過去2年間で幾人かの著名なロシア人富豪が国籍を放棄し、ロシア経済界から撤退した。今年に入ってからは、ロシア柔道連盟の前会長で不動産開発などで財を成した実業家ワシリー・アニシモフがロシア旅券を返納し、経営権を握っていた企業の株を手放した。
2023年には、ロシアで最も著名なテック企業ヤンデックスの創業者アルカディ・ボロズが「ウクライナ侵攻は野蛮だ」と公然と批判。ロシアと決別し、今後は「カザフスタン生まれのイスラエル人テック起業家」と名乗ると表明した。
ボロズは欧州連合(EU)の制裁リストから除外され、その後、ヤンデックスの国際資産を利用してネビウス・グループを設立した。この新興ベンチャーは現在、時価総額世界1位の米半導体大手エヌビディアをはじめとする投資家の支援を受け、米国で数億ドルの資金を調達している。
直近の離反者は、ロシア最大級の民間銀行を中核に保険、農業、不動産、製薬など多角的な事業を展開する複合企業体ロシウム・グループを統括していたロマン・アブデーエフである。アブデーエフはフェイスブックへの投稿で、ロシア国内に保有する全資産を、2019年に戦略的提携関係を結んだロシア人富豪セルギー・スダリコフに売却したと公表。養子19人を含む23人の子どもたちと一緒に撮った写真を添えて、今後はビジネスよりも家族に集中したいと述べた。
今なおロシアに残る富豪たちの命運は、ドナルド・トランプ米次期大統領が握っているといえるかもしれない。
ロシアのエネルギー輸出は11月時点ですでに日量10万バレルの減少となっており、これは11億ドル(約1700億円)の歳入減をもたらす。もしもトランプがロシア産原油の価格上限をさらに引き下げたり、西側の制裁をかいくぐって原油を輸出している「影のタンカー船団」を取り締まったりして、欧州諸国にエネルギーのロシア依存を完全に断つよう圧力を強めれば、日量10億バレルのロシア産原油が市場からほぼ完全に排除されるだろう。市場は再び調整されるが、世界のエネルギー供給は制約を受けることになると識者はみている。
したがって、第2次トランプ政権の初期のエネルギー政策決定こそが、特にロシア周りで2025年の世界を動かす主要因となり得る。

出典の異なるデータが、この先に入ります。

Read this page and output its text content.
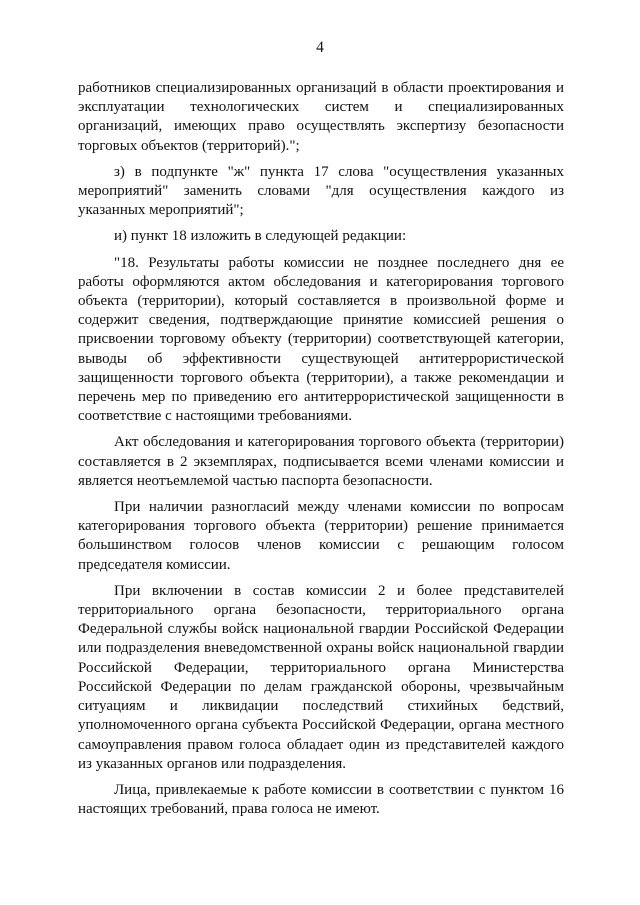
4

работников специализированных организаций в области проектирования и эксплуатации технологических систем и специализированных организаций, имеющих право осуществлять экспертизу безопасности торговых объектов (территорий).";

з) в подпункте "ж" пункта 17 слова "осуществления указанных мероприятий" заменить словами "для осуществления каждого из указанных мероприятий";

и) пункт 18 изложить в следующей редакции:

"18. Результаты работы комиссии не позднее последнего дня ее работы оформляются актом обследования и категорирования торгового объекта (территории), который составляется в произвольной форме и содержит сведения, подтверждающие принятие комиссией решения о присвоении торговому объекту (территории) соответствующей категории, выводы об эффективности существующей антитеррористической защищенности торгового объекта (территории), а также рекомендации и перечень мер по приведению его антитеррористической защищенности в соответствие с настоящими требованиями.

Акт обследования и категорирования торгового объекта (территории) составляется в 2 экземплярах, подписывается всеми членами комиссии и является неотъемлемой частью паспорта безопасности.

При наличии разногласий между членами комиссии по вопросам категорирования торгового объекта (территории) решение принимается большинством голосов членов комиссии с решающим голосом председателя комиссии.

При включении в состав комиссии 2 и более представителей территориального органа безопасности, территориального органа Федеральной службы войск национальной гвардии Российской Федерации или подразделения вневедомственной охраны войск национальной гвардии Российской Федерации, территориального органа Министерства Российской Федерации по делам гражданской обороны, чрезвычайным ситуациям и ликвидации последствий стихийных бедствий, уполномоченного органа субъекта Российской Федерации, органа местного самоуправления правом голоса обладает один из представителей каждого из указанных органов или подразделения.

Лица, привлекаемые к работе комиссии в соответствии с пунктом 16 настоящих требований, права голоса не имеют.
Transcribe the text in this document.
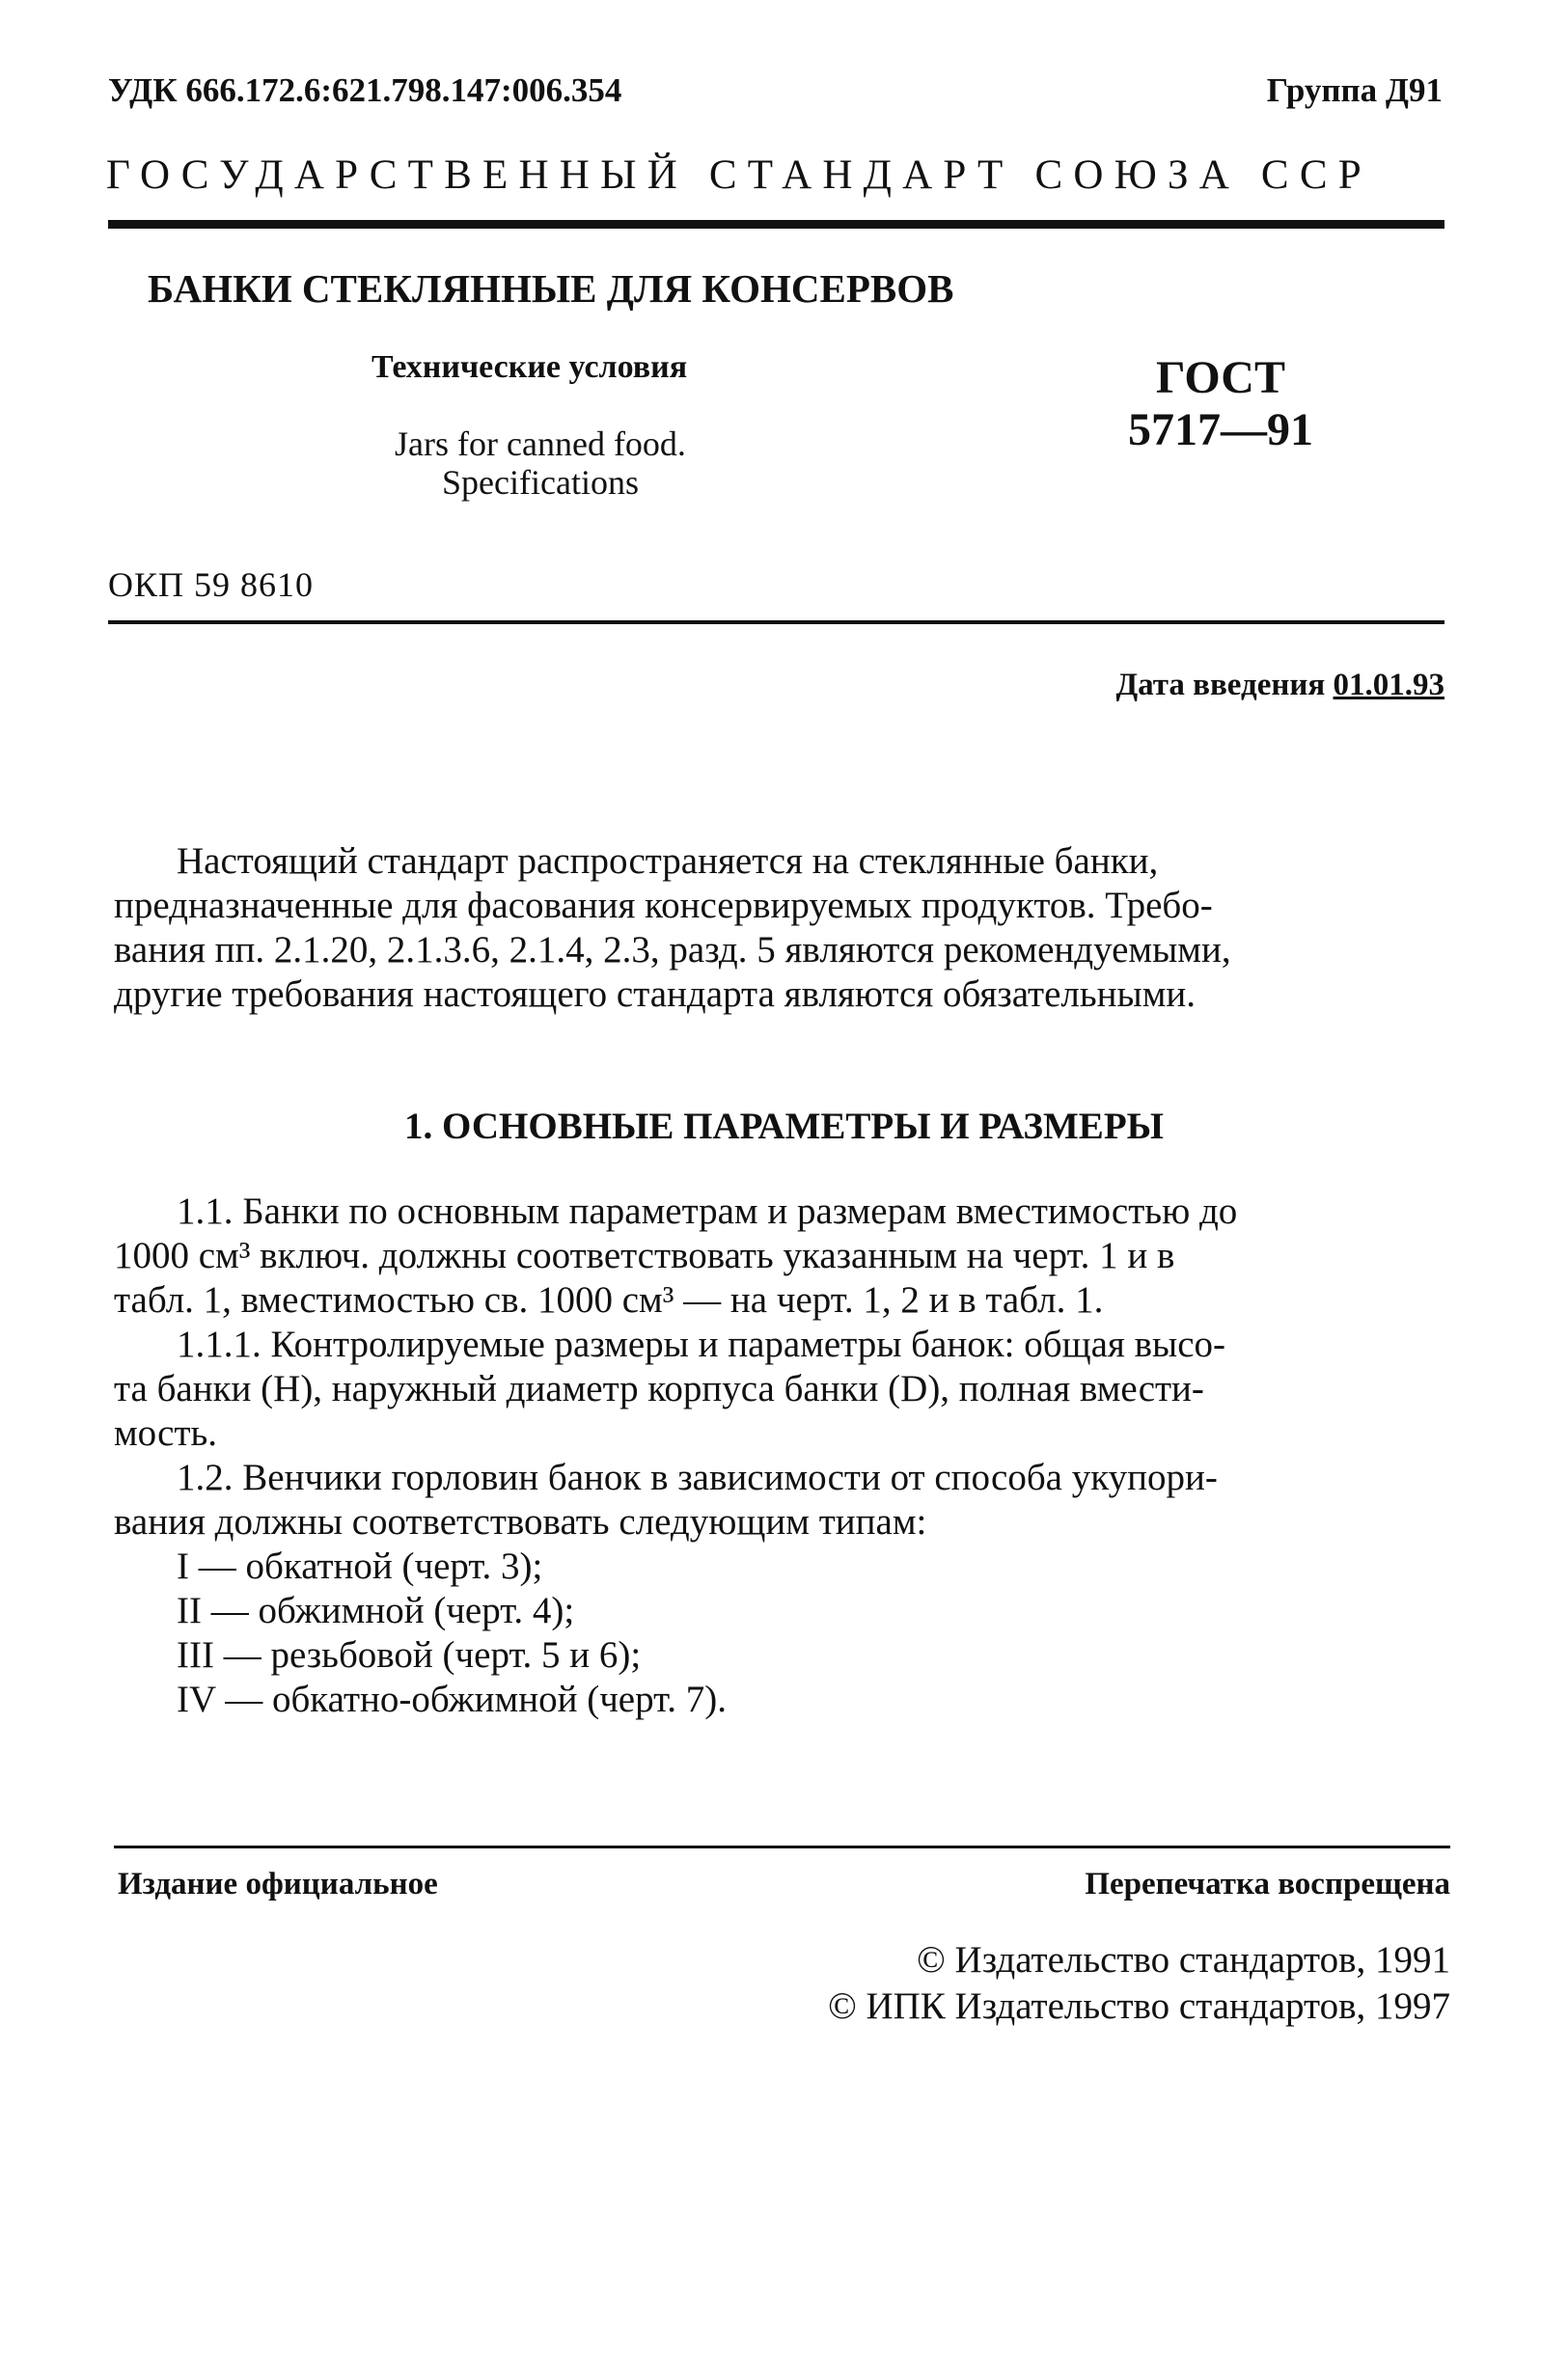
УДК 666.172.6:621.798.147:006.354	Группа Д91
ГОСУДАРСТВЕННЫЙ СТАНДАРТ СОЮЗА ССР
БАНКИ СТЕКЛЯННЫЕ ДЛЯ КОНСЕРВОВ
Технические условия
Jars for canned food.
Specifications
ГОСТ
5717—91
ОКП 59 8610
Дата введения 01.01.93
Настоящий стандарт распространяется на стеклянные банки,
предназначенные для фасования консервируемых продуктов. Требо-
вания пп. 2.1.20, 2.1.3.6, 2.1.4, 2.3, разд. 5 являются рекомендуемыми,
другие требования настоящего стандарта являются обязательными.
1. ОСНОВНЫЕ ПАРАМЕТРЫ И РАЗМЕРЫ
1.1. Банки по основным параметрам и размерам вместимостью до
1000 см³ включ. должны соответствовать указанным на черт. 1 и в
табл. 1, вместимостью св. 1000 см³ — на черт. 1, 2 и в табл. 1.
1.1.1. Контролируемые размеры и параметры банок: общая высо-
та банки (H), наружный диаметр корпуса банки (D), полная вмести-
мость.
1.2. Венчики горловин банок в зависимости от способа укупори-
вания должны соответствовать следующим типам:
I — обкатной (черт. 3);
II — обжимной (черт. 4);
III — резьбовой (черт. 5 и 6);
IV — обкатно-обжимной (черт. 7).
Издание официальное	Перепечатка воспрещена
© Издательство стандартов, 1991
© ИПК Издательство стандартов, 1997
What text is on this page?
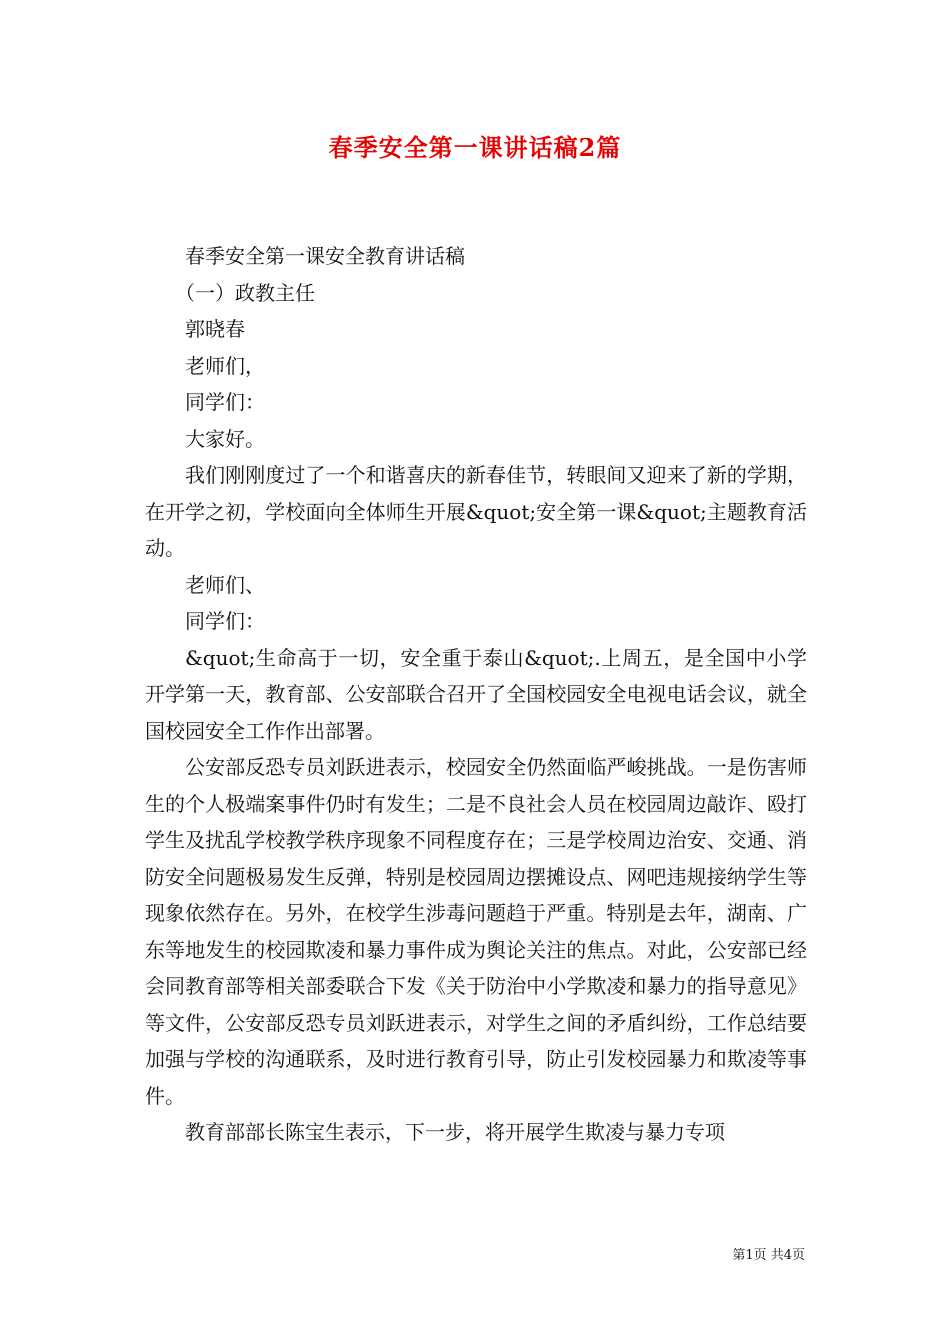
春季安全第一课讲话稿2篇

春季安全第一课安全教育讲话稿

（一）政教主任

郭晓春

老师们，

同学们：

大家好。

我们刚刚度过了一个和谐喜庆的新春佳节，转眼间又迎来了新的学期，在开学之初，学校面向全体师生开展&quot;安全第一课&quot;主题教育活动。

老师们、

同学们：

&quot;生命高于一切，安全重于泰山&quot;.上周五，是全国中小学开学第一天，教育部、公安部联合召开了全国校园安全电视电话会议，就全国校园安全工作作出部署。

公安部反恐专员刘跃进表示，校园安全仍然面临严峻挑战。一是伤害师生的个人极端案事件仍时有发生；二是不良社会人员在校园周边敲诈、殴打学生及扰乱学校教学秩序现象不同程度存在；三是学校周边治安、交通、消防安全问题极易发生反弹，特别是校园周边摆摊设点、网吧违规接纳学生等现象依然存在。另外，在校学生涉毒问题趋于严重。特别是去年，湖南、广东等地发生的校园欺凌和暴力事件成为舆论关注的焦点。对此，公安部已经会同教育部等相关部委联合下发《关于防治中小学欺凌和暴力的指导意见》等文件，公安部反恐专员刘跃进表示，对学生之间的矛盾纠纷，工作总结要加强与学校的沟通联系，及时进行教育引导，防止引发校园暴力和欺凌等事件。

教育部部长陈宝生表示，下一步，将开展学生欺凌与暴力专项

第1页 共4页
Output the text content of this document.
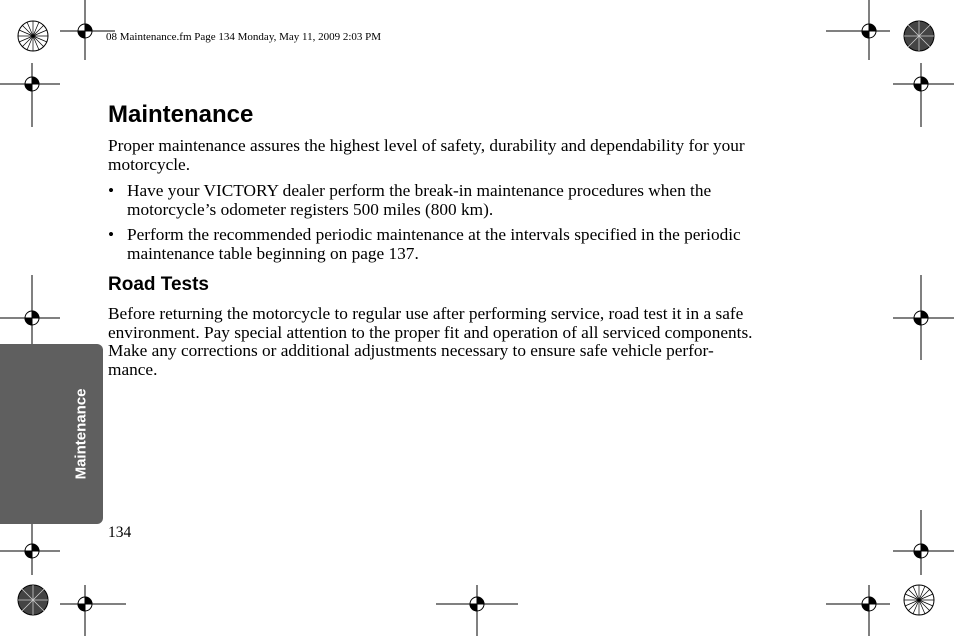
08 Maintenance.fm Page 134 Monday, May 11, 2009 2:03 PM
Maintenance
Proper maintenance assures the highest level of safety, durability and dependability for your
motorcycle.
• Have your VICTORY dealer perform the break-in maintenance procedures when the
motorcycle’s odometer registers 500 miles (800 km).
• Perform the recommended periodic maintenance at the intervals specified in the periodic
maintenance table beginning on page 137.
Road Tests
Before returning the motorcycle to regular use after performing service, road test it in a safe
environment. Pay special attention to the proper fit and operation of all serviced components.
Make any corrections or additional adjustments necessary to ensure safe vehicle perfor-
mance.
Maintenance
134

トランプがロシア産エネルギーへの締め付けを強化するならば、プーチンとオリガルヒの間には亀裂が生じるだろう。プーチンに対する圧力は著しく高まっている。そこへさらにオリガルヒという身近な存在からも圧力が加われば、プーチンは自らの支配の継続を脅かす難局を打開するため、非常に巧妙な動きを余儀なくされるだろう。